E’ per questo motivo che molti immigrati provenienti da aree soggette a conflitti bellici sono restii a farsi identificare dalla polizia in quanto sanno che , poi, dovranno rimanere in quella Nazione per sempre, pur avendo i familiari in altri Stati membri e che il diritto di asilo ottenuto in determinato Paese consente di lavorare esclusivamente in esso e non altrove. E se pur riescono a giungere in altri Stati dell’ Unione, vengono rispediti nella prima nazione in cui sono sbarcati. Per quanto alcuni tribunali impediscano il trasferimento di casi Dublino, verso paesi con condizioni di accoglienza inadeguate (es. Grecia, Bulgaria e , talvolta, Italia) resta comunque attiva la migrazione perché la rigidità di questo sistema spinge i profughi ad aggirare la normativa che gli obbliga a fermarsi in un Paese di “transito” per cercare in altri protezione.
Ecco che interviene un terzo protagonista dopo le cooperative e l’ Europa: i passatori clandestini.

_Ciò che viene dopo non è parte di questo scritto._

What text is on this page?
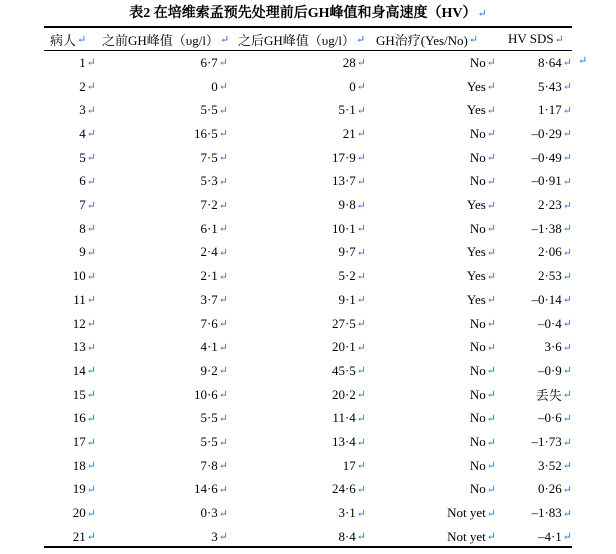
表2 在培维索孟预先处理前后GH峰值和身高速度（HV）↵
病人 ↵ 之前GH峰值（υg/l） ↵ 之后GH峰值（υg/l） ↵ GH治疗(Yes/No) ↵ HV SDS ↵
↵
1 ↵	6·7 ↵	28 ↵	No ↵	8·64 ↵
2 ↵	0 ↵	0 ↵	Yes ↵	5·43 ↵
3 ↵	5·5 ↵	5·1 ↵	Yes ↵	1·17 ↵
4 ↵	16·5 ↵	21 ↵	No ↵	–0·29 ↵
5 ↵	7·5 ↵	17·9 ↵	No ↵	–0·49 ↵
6 ↵	5·3 ↵	13·7 ↵	No ↵	–0·91 ↵
7 ↵	7·2 ↵	9·8 ↵	Yes ↵	2·23 ↵
8 ↵	6·1 ↵	10·1 ↵	No ↵	–1·38 ↵
9 ↵	2·4 ↵	9·7 ↵	Yes ↵	2·06 ↵
10 ↵	2·1 ↵	5·2 ↵	Yes ↵	2·53 ↵
11 ↵	3·7 ↵	9·1 ↵	Yes ↵	–0·14 ↵
12 ↵	7·6 ↵	27·5 ↵	No ↵	–0·4 ↵
13 ↵	4·1 ↵	20·1 ↵	No ↵	3·6 ↵
14 ↵	9·2 ↵	45·5 ↵	No ↵	–0·9 ↵
15 ↵	10·6 ↵	20·2 ↵	No ↵	丢失 ↵
16 ↵	5·5 ↵	11·4 ↵	No ↵	–0·6 ↵
17 ↵	5·5 ↵	13·4 ↵	No ↵	–1·73 ↵
18 ↵	7·8 ↵	17 ↵	No ↵	3·52 ↵
19 ↵	14·6 ↵	24·6 ↵	No ↵	0·26 ↵
20 ↵	0·3 ↵	3·1 ↵	Not yet ↵	–1·83 ↵
21 ↵	3 ↵	8·4 ↵	Not yet ↵	–4·1 ↵
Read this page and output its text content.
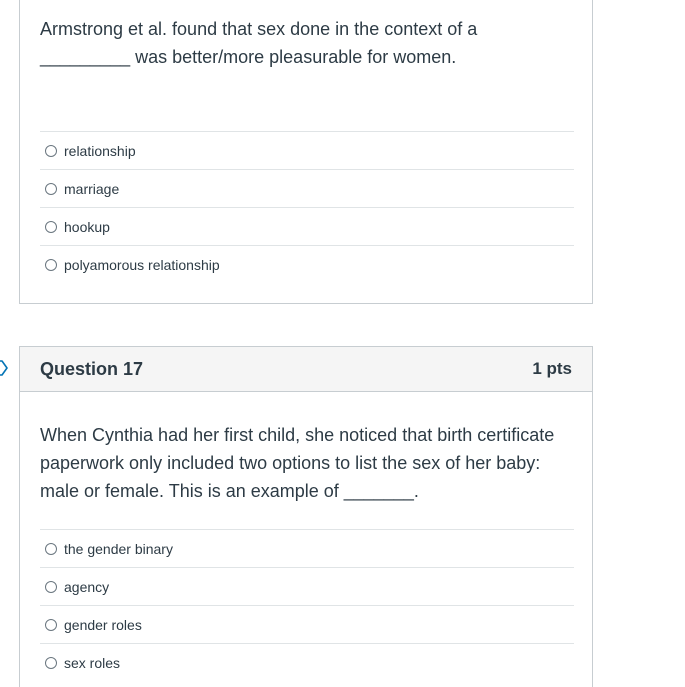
Armstrong et al. found that sex done in the context of a
_________ was better/more pleasurable for women.
relationship
marriage
hookup
polyamorous relationship
Question 17	1 pts
When Cynthia had her first child, she noticed that birth certificate paperwork only included two options to list the sex of her baby: male or female. This is an example of _______.
the gender binary
agency
gender roles
sex roles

Esattamente come accade per l’attracco sulle coste europee, i trafficanti di uomini creano servizi illeciti per il trasporto di immigrati da un Paese ad un altro all’ interno dell’ Unione stessa.
L’”UNITA’ DUBLINO”, istituita dal Ministero dell’Interno, non riesce a gestire le richieste di trasferimento in altri Paesi , infatti, secondo i dati dell’ Eurostat, solo al 25% delle domande è seguito il trasferimento. Cosicché, accade che le autorità italiane rilascino ai “profughi certificati” il foglio di via, un’ autorizzazione per un breve permesso di soggiorno e 500 euro a patto che lascino l’ Italia. Caricati su pullman turistici o ltrepassano la frontiera dove vengono fermati dalle altre polizie europee.

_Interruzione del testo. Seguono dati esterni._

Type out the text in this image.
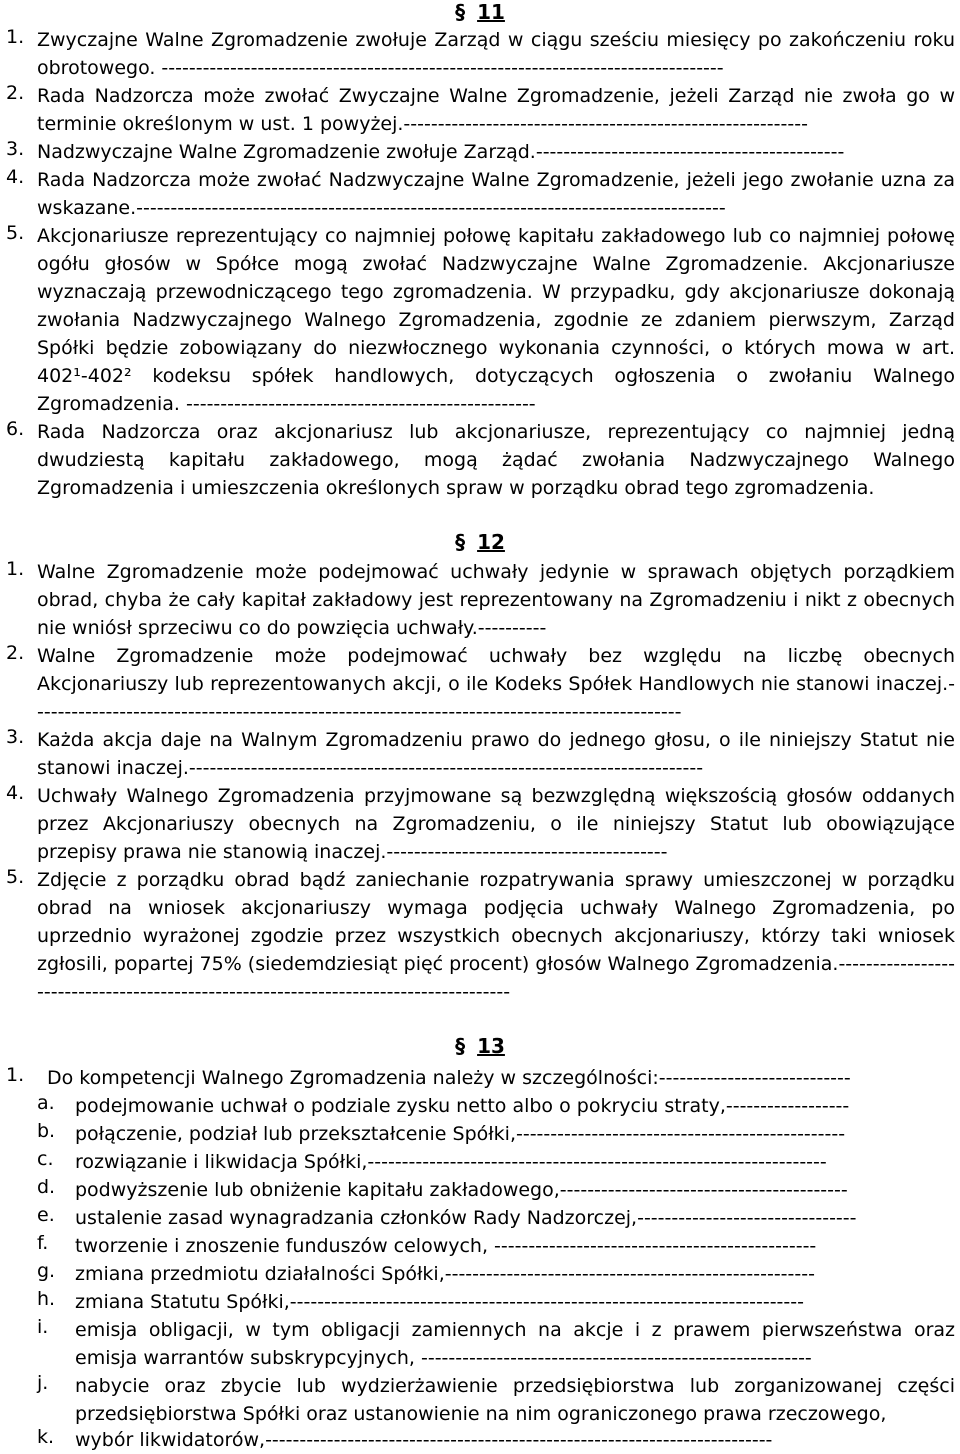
§ 11
1. Zwyczajne Walne Zgromadzenie zwołuje Zarząd w ciągu sześciu miesięcy po zakończeniu roku obrotowego. ----------------------------------------------------------------------------------
2. Rada Nadzorcza może zwołać Zwyczajne Walne Zgromadzenie, jeżeli Zarząd nie zwoła go w terminie określonym w ust. 1 powyżej.-----------------------------------------------------------
3. Nadzwyczajne Walne Zgromadzenie zwołuje Zarząd.---------------------------------------------
4. Rada Nadzorcza może zwołać Nadzwyczajne Walne Zgromadzenie, jeżeli jego zwołanie uzna za wskazane.--------------------------------------------------------------------------------------
5. Akcjonariusze reprezentujący co najmniej połowę kapitału zakładowego lub co najmniej połowę ogółu głosów w Spółce mogą zwołać Nadzwyczajne Walne Zgromadzenie. Akcjonariusze wyznaczają przewodniczącego tego zgromadzenia. W przypadku, gdy akcjonariusze dokonają zwołania Nadzwyczajnego Walnego Zgromadzenia, zgodnie ze zdaniem pierwszym, Zarząd Spółki będzie zobowiązany do niezwłocznego wykonania czynności, o których mowa w art. 402¹-402² kodeksu spółek handlowych, dotyczących ogłoszenia o zwołaniu Walnego Zgromadzenia. ---------------------------------------------------
6. Rada Nadzorcza oraz akcjonariusz lub akcjonariusze, reprezentujący co najmniej jedną dwudziestą kapitału zakładowego, mogą żądać zwołania Nadzwyczajnego Walnego Zgromadzenia i umieszczenia określonych spraw w porządku obrad tego zgromadzenia.
§ 12
1. Walne Zgromadzenie może podejmować uchwały jedynie w sprawach objętych porządkiem obrad, chyba że cały kapitał zakładowy jest reprezentowany na Zgromadzeniu i nikt z obecnych nie wniósł sprzeciwu co do powzięcia uchwały.----------
2. Walne Zgromadzenie może podejmować uchwały bez względu na liczbę obecnych Akcjonariuszy lub reprezentowanych akcji, o ile Kodeks Spółek Handlowych nie stanowi inaczej.-----------------------------------------------------------------------------------------------
3. Każda akcja daje na Walnym Zgromadzeniu prawo do jednego głosu, o ile niniejszy Statut nie stanowi inaczej.---------------------------------------------------------------------------
4. Uchwały Walnego Zgromadzenia przyjmowane są bezwzględną większością głosów oddanych przez Akcjonariuszy obecnych na Zgromadzeniu, o ile niniejszy Statut lub obowiązujące przepisy prawa nie stanowią inaczej.-----------------------------------------
5. Zdjęcie z porządku obrad bądź zaniechanie rozpatrywania sprawy umieszczonej w porządku obrad na wniosek akcjonariuszy wymaga podjęcia uchwały Walnego Zgromadzenia, po uprzednio wyrażonej zgodzie przez wszystkich obecnych akcjonariuszy, którzy taki wniosek zgłosili, popartej 75% (siedemdziesiąt pięć procent) głosów Walnego Zgromadzenia.--------------------------------------------------------------------------------------
§ 13
1. Do kompetencji Walnego Zgromadzenia należy w szczególności:----------------------------
a. podejmowanie uchwał o podziale zysku netto albo o pokryciu straty,------------------
b. połączenie, podział lub przekształcenie Spółki,------------------------------------------------
c. rozwiązanie i likwidacja Spółki,-------------------------------------------------------------------
d. podwyższenie lub obniżenie kapitału zakładowego,------------------------------------------
e. ustalenie zasad wynagradzania członków Rady Nadzorczej,--------------------------------
f. tworzenie i znoszenie funduszów celowych, -----------------------------------------------
g. zmiana przedmiotu działalności Spółki,------------------------------------------------------
h. zmiana Statutu Spółki,---------------------------------------------------------------------------
i. emisja obligacji, w tym obligacji zamiennych na akcje i z prawem pierwszeństwa oraz emisja warrantów subskrypcyjnych, ---------------------------------------------------------
j. nabycie oraz zbycie lub wydzierżawienie przedsiębiorstwa lub zorganizowanej części przedsiębiorstwa Spółki oraz ustanowienie na nim ograniczonego prawa rzeczowego,
k. wybór likwidatorów,--------------------------------------------------------------------------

In questo modo, l’ Italia vìola evidentemente il partenariato europeo attuando un “comportamento non solidale verso gli altri Stati membri”, come affermò nel marzo 2013 il Ministro degli Interni bavarese Joachin Hermann. Per snellire questo sistema di meccanismi, tessuto da burocrazia e malaffare, e favorire la flessibilità del transito di rifugiati , sarebbe opportuno indicare come Stato competente per la presa in carico della domanda d’asilo quello richiesto dal profugo stesso perché è intenzionato ad insediarvisi. Invece, ci troviamo davanti ad uno Stato-Prigione dal quale non si può uscire, che non garantisce mezzi sostanziali che salvaguardino la dignità umana e nel quale difficilmente è concretizzabile l’ integrazione sociale.
Nel giallo delle voraci associazioni NO PROFIT, del percorso ad ostacoli creato dalla normativa europea e dei trafficanti di uomini, per le persone stipate sui barconi le nostre coste non si configurano come una reale salvezza, bensì come una trappola per topi, anzi, per profughi.